To hear such arguments from beautifully dressed commissars and KGB agents was infuriating enough, but at least in those days the U.S. government ridiculed and attacked them as excuses for tyranny. Now we hear the same line from our own secretary of state.

Nor is she alone: Dictators as well have taken to reviving the old Soviet line. Just before his visit to Washington, Egypt’s President Mubarak did an interview with Charlie Rose, who raised the issue of human rights (tepidly, it must be said). Mubarak was ready for him, having apparently opened the old Soviet textbooks Egypt used to have before Sadat broke with Russia. “Look, please,” Mubarak replied. “Your concept of human rights is a merely political one. Human rights are not only political. You have social rights. You have the right to education. You have the right to health. You have the right to a job. There are many other rights. And we are doing well on these fronts. But what we are not [is] absolutely perfect, and nobody’s perfect. . . . It is not merely a political concept. It is social, it is health, and it is amalgamated as one.”

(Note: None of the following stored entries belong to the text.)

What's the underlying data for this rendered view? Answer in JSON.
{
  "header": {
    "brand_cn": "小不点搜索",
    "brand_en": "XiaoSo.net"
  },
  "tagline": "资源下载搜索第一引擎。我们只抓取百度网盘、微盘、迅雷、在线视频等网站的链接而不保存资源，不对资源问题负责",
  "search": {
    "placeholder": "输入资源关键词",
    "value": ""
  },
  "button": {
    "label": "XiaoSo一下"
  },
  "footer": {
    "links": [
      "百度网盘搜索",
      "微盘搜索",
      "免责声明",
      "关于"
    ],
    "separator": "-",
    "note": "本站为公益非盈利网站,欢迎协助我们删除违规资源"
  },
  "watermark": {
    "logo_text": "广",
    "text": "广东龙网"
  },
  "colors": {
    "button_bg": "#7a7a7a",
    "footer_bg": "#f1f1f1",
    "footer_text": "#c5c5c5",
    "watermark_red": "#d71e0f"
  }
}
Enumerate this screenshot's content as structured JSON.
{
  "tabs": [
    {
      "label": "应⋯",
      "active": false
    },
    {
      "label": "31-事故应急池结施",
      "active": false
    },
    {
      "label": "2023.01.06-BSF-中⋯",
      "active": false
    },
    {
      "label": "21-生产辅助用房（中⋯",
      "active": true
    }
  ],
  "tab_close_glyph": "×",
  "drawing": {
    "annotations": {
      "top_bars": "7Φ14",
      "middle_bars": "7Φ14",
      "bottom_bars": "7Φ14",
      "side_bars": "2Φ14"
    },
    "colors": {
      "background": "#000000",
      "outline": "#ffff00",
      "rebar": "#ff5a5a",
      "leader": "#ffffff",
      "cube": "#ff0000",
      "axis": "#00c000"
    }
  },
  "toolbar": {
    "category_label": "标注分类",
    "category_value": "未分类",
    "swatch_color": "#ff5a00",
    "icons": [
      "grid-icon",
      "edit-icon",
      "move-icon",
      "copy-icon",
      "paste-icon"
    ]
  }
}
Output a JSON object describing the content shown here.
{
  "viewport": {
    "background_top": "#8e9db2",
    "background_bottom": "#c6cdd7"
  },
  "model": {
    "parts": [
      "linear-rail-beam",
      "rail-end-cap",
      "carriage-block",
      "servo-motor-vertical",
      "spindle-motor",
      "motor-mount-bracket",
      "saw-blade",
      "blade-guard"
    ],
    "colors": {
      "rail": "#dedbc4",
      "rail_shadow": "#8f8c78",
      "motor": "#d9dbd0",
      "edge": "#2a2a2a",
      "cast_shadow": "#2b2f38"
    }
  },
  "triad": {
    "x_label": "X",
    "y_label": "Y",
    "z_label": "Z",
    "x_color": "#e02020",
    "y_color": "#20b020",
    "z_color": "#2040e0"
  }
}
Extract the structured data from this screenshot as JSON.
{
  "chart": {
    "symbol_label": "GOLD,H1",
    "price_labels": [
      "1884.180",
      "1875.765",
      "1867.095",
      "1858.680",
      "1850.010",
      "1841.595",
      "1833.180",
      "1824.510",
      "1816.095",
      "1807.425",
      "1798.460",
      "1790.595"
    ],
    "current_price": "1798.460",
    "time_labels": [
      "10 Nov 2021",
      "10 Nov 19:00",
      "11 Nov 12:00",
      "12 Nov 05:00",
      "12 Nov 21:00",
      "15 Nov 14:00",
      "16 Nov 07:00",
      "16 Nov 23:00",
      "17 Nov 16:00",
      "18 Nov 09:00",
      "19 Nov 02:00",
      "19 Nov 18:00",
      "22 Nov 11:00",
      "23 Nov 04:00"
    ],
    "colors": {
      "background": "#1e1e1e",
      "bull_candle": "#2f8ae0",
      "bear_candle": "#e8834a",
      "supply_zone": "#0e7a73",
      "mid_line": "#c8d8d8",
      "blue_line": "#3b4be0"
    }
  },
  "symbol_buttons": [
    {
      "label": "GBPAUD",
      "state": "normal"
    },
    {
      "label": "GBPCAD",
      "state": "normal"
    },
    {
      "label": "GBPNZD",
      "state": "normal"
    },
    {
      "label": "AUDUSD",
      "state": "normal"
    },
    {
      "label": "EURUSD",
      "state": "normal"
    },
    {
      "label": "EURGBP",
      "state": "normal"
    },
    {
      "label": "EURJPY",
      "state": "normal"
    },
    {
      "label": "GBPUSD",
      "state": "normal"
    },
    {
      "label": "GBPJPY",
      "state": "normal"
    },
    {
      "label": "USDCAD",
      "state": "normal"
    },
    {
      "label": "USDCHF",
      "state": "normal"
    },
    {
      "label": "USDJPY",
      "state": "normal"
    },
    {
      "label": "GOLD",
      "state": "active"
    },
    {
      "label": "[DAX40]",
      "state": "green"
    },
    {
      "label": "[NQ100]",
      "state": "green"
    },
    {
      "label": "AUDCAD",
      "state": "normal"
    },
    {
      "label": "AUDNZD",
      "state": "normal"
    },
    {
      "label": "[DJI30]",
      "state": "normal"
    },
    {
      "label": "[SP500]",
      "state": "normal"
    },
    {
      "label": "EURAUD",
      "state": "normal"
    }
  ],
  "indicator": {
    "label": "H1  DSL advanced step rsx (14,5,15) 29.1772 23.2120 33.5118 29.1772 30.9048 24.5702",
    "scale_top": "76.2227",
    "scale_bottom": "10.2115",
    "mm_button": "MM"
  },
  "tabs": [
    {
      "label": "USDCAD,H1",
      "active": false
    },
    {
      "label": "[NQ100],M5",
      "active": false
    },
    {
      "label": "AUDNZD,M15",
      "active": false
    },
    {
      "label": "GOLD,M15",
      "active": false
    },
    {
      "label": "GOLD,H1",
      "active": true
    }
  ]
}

That’s as pure a rendition of the standard line as one could ever have heard from Bucharest or Budapest in the old days. The use of similar language by our top diplomat must be a shocking message to freedom fighters around the globe. It is another signal of the abandonment of the cause of human rights by the Obama administration. And it’s a new stage: Not only are human rights being ignored by the State Department and the National Security Council, but now the very basis — ideological and intellectual — of America’s support for human rights is being undermined.

In case Mrs. Clinton has fallen for the line that promoting human rights is a George Bush–Ronald Reagan right-wing conspiracy, a few words from John F. Kennedy’s inaugural may be in order. When Kennedy asserted that we were “unwilling to witness or permit the slow undoing of those human rights to which this nation has always been committed, and to which we are committed today at home and around the world,” he quickly added that we would “pay any price, bear any burden, meet any hardship, support any friend, oppose any foe, in order to assure the survival and the success of liberty.”

Not a “good job,” not “shelter,” and not “health care when your wife is pregnant.” Democrats used to be for liberty too.

– Elliott Abrams served as assistant secretary of state for human rights in the Reagan administration and as deputy national security adviser for global democracy strategy in the George W. Bush administration.

Elliott Abrams is a senior fellow at the Council on Foreign Relations and the chairman of the Vandenberg Coalition.